February inflation rate slows to 2.8% as price growth unexpectedly eases

Canada’s annual inflation rate unexpectedly fell to 2.8 per cent last month, amid sharp declines in cellular and internet services as well as slower grocery price growth.

Statistics Canada released its February consumer price index report Tuesday, which shows price growth softened for a second consecutive month.

Economists were widely expecting Canada’s inflation rate to have risen above January’s 2.9 per cent, in part due to higher gasoline prices.

In Saskatchewan, inflation dropped to 1,7 percent, from 1.9 percent. In Saskatoon, inflation is at 2.1 percent, down from 2.3. Regina saw a slightly steeper drop from 2.4 percent down to 2.0 percent.

CIBC economist Katherine Judge called the report “unambiguously good news” in a client note. 

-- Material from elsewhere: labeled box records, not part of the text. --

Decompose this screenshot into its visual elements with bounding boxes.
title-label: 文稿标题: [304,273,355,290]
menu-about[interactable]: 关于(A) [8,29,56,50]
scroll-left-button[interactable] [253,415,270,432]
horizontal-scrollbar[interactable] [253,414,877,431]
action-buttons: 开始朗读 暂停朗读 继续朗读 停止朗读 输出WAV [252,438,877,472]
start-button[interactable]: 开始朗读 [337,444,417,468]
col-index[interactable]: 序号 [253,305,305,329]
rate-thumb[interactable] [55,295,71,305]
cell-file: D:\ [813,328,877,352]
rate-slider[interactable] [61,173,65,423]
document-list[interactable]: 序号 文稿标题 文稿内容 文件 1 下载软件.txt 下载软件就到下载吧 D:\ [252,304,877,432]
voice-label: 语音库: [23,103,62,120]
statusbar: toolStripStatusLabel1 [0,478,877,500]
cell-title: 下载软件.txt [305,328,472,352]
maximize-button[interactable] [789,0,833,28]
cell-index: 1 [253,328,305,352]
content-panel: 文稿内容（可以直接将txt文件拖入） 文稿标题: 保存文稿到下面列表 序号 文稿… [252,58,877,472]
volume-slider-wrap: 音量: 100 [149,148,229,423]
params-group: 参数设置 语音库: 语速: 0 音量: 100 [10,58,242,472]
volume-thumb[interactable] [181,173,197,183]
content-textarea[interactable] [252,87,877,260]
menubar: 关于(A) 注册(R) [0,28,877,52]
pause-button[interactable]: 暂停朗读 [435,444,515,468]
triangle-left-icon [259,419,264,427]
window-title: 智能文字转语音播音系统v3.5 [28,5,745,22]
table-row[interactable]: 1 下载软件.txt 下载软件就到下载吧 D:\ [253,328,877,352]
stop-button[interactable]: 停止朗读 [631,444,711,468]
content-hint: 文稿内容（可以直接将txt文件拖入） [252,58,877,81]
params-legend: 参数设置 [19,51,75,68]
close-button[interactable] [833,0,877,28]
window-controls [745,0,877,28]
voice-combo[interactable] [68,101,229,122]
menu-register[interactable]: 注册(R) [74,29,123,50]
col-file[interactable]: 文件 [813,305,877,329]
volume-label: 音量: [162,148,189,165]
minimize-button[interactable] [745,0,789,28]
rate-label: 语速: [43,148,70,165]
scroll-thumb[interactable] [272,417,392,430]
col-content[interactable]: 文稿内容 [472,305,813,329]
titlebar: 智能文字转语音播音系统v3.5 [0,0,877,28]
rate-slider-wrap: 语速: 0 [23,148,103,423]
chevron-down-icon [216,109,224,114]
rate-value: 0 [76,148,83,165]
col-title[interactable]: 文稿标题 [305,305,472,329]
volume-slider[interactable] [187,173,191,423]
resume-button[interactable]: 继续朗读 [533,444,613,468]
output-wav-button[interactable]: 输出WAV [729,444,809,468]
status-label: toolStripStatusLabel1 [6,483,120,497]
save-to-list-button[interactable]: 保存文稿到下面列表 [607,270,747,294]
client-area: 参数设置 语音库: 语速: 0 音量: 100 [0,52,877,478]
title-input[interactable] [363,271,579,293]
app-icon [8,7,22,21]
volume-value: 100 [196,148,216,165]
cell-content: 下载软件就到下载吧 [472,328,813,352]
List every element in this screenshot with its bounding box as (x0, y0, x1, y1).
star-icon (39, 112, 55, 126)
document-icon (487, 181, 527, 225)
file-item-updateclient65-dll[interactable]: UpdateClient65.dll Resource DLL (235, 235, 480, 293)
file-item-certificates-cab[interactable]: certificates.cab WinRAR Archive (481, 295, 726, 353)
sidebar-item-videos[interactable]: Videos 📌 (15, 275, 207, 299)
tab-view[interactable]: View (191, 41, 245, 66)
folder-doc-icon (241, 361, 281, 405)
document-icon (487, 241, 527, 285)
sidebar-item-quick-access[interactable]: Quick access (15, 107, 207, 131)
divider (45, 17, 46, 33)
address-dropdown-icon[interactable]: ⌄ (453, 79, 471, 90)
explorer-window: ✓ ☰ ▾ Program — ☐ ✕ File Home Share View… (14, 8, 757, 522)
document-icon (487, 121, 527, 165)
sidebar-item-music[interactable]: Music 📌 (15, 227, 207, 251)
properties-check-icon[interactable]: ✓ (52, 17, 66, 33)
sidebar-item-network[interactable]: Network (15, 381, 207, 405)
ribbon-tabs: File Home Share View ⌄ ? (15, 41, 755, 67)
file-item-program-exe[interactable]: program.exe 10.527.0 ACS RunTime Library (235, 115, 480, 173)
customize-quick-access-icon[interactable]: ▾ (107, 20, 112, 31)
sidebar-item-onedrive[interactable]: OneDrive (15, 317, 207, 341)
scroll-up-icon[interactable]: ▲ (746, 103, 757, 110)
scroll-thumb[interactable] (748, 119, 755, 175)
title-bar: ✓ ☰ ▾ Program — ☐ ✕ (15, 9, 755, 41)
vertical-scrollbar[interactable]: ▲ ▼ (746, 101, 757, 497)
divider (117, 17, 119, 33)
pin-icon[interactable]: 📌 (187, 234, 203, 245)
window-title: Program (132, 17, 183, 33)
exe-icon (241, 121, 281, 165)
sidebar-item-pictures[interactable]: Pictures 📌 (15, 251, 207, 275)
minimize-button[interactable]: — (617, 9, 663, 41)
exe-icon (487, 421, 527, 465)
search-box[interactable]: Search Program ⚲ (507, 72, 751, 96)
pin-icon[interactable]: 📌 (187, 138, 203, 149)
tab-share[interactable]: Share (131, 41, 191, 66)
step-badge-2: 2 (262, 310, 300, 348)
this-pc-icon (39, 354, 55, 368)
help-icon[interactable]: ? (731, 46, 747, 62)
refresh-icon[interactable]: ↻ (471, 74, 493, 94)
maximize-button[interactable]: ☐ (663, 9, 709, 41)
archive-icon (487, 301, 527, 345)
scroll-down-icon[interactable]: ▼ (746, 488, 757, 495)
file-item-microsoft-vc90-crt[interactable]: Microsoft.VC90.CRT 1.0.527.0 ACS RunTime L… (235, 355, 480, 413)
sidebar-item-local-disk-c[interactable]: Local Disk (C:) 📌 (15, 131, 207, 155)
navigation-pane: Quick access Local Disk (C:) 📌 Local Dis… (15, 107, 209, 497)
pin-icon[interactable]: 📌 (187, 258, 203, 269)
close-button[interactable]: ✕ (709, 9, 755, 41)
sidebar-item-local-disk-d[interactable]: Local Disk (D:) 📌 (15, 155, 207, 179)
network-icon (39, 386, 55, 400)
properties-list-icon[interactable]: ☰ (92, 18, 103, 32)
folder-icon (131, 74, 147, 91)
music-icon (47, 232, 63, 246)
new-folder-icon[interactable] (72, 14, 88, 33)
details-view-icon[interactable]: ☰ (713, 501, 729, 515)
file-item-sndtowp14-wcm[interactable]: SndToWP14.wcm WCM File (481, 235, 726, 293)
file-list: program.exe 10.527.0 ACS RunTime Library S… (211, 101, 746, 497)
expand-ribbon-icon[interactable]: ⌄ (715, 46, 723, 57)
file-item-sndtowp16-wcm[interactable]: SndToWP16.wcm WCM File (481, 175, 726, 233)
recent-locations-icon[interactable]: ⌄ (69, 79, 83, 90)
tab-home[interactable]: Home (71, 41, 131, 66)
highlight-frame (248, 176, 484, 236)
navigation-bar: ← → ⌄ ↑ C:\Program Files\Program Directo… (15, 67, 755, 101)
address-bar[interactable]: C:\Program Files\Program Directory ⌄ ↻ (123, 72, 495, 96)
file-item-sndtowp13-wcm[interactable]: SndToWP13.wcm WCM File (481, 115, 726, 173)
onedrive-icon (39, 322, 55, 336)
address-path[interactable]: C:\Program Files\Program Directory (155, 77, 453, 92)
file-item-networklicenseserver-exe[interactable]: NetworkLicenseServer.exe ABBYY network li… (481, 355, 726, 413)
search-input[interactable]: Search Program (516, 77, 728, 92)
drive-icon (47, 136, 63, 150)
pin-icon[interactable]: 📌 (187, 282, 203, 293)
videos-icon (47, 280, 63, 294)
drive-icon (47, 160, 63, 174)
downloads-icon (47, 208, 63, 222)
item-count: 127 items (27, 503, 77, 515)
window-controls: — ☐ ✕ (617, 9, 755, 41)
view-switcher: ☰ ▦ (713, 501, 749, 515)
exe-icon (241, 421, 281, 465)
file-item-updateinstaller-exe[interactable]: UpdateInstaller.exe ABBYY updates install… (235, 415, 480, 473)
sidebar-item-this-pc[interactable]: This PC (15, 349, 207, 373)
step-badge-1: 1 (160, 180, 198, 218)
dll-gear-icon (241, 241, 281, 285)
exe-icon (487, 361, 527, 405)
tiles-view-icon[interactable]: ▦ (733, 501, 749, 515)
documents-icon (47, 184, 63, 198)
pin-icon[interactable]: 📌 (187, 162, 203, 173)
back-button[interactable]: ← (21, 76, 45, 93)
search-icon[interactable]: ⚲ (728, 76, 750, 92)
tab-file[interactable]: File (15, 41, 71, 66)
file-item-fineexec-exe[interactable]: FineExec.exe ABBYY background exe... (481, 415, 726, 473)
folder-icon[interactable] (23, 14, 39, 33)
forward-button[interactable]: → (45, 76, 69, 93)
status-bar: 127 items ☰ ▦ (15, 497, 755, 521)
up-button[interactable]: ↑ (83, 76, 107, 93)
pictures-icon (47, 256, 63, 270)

The federal agency says prices for wireless services were down 26.5 per cent and internet prices fell 13.2 per cent from a year ago.

Prices for food purchased at stores in February were up 2.4 per cent from a year ago, marking the first time prices grocery prices rose more slowly than overall inflation since October 2021.

However, that’s little relief to Canadians who continue to pay significantly higher prices for food than they did a few years ago. The federal agency says grocery prices increased 21.6 per cent between February 2021 and February 2024.

Meanwhile, housing costs continue to put upward pressure on inflation, with mortgage interest costs up 26.3 per cent and rent up 8.2 per cent annually.

Still, the report Tuesday is encouraging for the Bank of Canada, which is looking for more evidence that inflation is sustainably headed back to the country’s two per cent target before it moves to lower interest rates.

The central bank’s preferred core measures of inflation, which strip out volatility in prices, also fell last month.

Economists have been widely expecting the Bank of Canada to begin cutting its key interest rate in June.